The ANZAC Memorial Centre: The Personal Story of the Fighters

After the ceremony, the participants dedicated the ANZAC Memorial Centre, which is located next to the cemetery. The museum, which was built with the support of JNF Australia, includes an exhibition of photographs, video clips, documents, personal objects and letters of soldiers that tell the personal stories of the fighters, who were dealing with moments of great difficulty and also tremendous bravery during battle.
“This museum is a milestone in the ties between Israel and Australia,” said KKL-JNF Chief of Protocol Andy Michelson, who emceed the event.
KKL-JNF was represented at the event by Deputy Chairman Mike Nitzan, who said: “Anyone who has experienced war knows that there’s nothing glamorous about it, and you fight first and foremost for your fellow soldiers.”
The main contribution for the memorial center came from the estate of Ilse Wronker. “His love for Israel continues to live here,” said Peter Smaller, the President of JNF Australia.
After the ribbon cutting ceremony, the members of the delegation went for a tour of the museum led by museum director Nitzan Dayan, where they experienced a small taste of what it must have felt like to be an ANZAC soldier. While watching the movie, a large elevator slowly climbed upwards with the visitors inside it. The doors opened to an observation balcony, from which they could see the cemetery. Many of the guests shed a tear after the emotional movie and the unforgettable moment.
Buried in the Beersheba War Cemetery are 174 Australian soldiers, 31 soldiers from New Zealand and more than 1,000 British soldiers. The ANZAC Memorial Centre pays homage to these fighters and commemorates them. The museum is one of a number of museums in the old city of Beersheba that tell the city’s story from the time of Abraham until today.

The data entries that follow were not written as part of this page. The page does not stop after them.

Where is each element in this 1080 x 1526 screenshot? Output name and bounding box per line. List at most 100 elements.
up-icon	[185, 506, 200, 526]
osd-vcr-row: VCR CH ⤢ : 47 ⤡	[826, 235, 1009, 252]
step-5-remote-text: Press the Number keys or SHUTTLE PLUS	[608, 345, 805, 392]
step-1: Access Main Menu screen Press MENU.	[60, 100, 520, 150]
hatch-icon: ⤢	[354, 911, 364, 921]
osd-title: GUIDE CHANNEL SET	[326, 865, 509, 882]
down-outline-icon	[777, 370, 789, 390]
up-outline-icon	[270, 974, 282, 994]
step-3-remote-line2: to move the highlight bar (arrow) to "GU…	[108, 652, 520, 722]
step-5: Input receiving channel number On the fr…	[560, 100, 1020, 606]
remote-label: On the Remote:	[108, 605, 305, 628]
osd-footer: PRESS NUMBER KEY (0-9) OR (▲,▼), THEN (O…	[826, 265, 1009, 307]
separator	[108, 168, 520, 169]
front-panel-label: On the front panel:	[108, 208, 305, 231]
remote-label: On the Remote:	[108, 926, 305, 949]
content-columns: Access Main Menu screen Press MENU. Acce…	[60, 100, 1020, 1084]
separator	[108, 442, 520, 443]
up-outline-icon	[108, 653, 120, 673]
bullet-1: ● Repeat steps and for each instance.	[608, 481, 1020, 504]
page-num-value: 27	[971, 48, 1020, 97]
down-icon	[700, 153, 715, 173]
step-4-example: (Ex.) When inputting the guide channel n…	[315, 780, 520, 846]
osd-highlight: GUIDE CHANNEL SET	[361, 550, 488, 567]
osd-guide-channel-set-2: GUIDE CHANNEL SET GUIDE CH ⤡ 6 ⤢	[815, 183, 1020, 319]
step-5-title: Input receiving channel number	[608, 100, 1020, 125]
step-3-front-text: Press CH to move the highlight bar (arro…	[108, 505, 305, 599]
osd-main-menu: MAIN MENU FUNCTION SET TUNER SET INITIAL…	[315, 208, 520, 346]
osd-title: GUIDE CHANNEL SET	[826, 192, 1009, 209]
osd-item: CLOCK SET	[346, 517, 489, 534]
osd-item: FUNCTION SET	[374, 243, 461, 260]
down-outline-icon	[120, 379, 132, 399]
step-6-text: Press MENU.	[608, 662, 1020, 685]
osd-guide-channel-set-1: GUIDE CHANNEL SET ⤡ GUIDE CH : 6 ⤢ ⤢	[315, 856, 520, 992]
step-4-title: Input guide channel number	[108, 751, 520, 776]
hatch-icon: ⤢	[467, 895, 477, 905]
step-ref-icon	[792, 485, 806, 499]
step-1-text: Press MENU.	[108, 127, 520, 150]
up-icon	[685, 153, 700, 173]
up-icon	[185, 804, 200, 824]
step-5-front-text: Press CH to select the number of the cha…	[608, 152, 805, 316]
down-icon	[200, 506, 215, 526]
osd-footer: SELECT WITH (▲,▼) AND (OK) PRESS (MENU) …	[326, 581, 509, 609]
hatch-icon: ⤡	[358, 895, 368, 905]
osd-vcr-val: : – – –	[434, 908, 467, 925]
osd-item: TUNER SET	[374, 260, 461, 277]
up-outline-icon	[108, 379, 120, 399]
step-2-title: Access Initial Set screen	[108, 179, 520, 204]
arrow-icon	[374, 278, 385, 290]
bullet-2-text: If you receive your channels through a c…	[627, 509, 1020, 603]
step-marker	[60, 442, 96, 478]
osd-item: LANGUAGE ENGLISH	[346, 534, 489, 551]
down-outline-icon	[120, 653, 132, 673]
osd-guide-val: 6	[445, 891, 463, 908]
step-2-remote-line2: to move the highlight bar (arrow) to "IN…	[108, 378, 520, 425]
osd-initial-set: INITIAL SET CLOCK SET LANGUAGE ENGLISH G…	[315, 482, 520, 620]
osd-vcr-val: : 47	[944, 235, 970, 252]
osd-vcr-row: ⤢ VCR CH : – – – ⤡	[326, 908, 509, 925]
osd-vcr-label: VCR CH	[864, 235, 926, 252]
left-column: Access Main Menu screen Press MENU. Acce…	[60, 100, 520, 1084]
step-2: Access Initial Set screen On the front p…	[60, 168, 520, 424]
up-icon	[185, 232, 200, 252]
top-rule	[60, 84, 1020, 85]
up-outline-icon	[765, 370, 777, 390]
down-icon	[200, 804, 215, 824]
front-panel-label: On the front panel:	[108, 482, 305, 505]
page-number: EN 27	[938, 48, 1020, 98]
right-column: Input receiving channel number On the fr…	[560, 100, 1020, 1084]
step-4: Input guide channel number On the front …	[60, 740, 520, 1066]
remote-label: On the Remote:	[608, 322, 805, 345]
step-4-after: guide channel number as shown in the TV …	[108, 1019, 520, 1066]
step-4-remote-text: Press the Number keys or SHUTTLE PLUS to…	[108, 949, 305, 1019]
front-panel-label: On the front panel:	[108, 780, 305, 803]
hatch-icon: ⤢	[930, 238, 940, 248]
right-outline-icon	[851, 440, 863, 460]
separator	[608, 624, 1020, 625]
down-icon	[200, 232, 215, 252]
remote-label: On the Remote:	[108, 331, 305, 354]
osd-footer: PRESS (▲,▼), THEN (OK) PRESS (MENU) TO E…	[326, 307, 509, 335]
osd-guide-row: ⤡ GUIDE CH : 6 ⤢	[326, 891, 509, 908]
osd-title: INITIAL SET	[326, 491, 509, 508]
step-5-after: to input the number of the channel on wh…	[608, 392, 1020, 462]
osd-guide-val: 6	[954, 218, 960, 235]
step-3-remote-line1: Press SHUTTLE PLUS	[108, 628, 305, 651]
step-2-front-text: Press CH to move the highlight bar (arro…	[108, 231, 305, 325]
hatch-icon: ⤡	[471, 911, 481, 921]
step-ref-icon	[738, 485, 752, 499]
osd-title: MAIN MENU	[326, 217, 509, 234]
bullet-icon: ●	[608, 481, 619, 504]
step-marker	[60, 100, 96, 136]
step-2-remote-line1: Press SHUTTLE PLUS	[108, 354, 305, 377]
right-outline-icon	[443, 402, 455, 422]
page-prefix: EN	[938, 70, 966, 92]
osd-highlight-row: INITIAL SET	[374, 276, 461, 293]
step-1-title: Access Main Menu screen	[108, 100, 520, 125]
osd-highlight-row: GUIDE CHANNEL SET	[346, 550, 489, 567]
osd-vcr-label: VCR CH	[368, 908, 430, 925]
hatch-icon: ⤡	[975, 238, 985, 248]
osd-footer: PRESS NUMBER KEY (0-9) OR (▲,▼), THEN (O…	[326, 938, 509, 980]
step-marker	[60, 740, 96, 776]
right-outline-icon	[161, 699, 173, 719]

The Historic Charge: How Beersheba was conquered

At the end of the day, the members of the delegation watched a re-enactment of the charge of the Light Horse Riders on Beersheva. Watching the ceremony together with them were Prime Minister Netanyahu, Prime Minister Turnbull, Governor General Reddy and an audience of thousands. The horse riders included about 100 Australians and Israelis who are members of the World War One Association. Dressed in uniforms similar to the ones worn at the time, they rode for six days from the area around the Gaza Strip to Beersheva, along the route taken by the original soldiers one hundred years earlier.
After a sustained march through the desert with little water, the ANZAC fighters and their horses arrived exhausted and thirsty, but they lost not one iota of their determination. The Cavalry Division of the British Army attacked the Turkish Army frontlines west of the city. The ANZAC Light Horse Riders outflanked Beersheva and charged it from the east. The riders took the Turkish soldiers, who were dug into their trenches, entirely by surprise when they leaped over them as they galloped and then attacked them in a face-to-face battle.
At the end of the day, the city was in their hands. The water sources had fortunately not been damaged. Thirty-five Australian ANZAC fighters fell in this battle, and thirty-one soldiers from New Zealand were killed conquering the strategic Tel Beersheva outpost nearby. Several hundred Turkish soldiers were also killed.
The historian Kelvin Crombie described the battle in this way: “The Battle of Beersheba was a turning point in World War I and in world history. The conquest of Beersheba opened the way for conquering all of the land of Israel, so this battle was much more than just another military event.”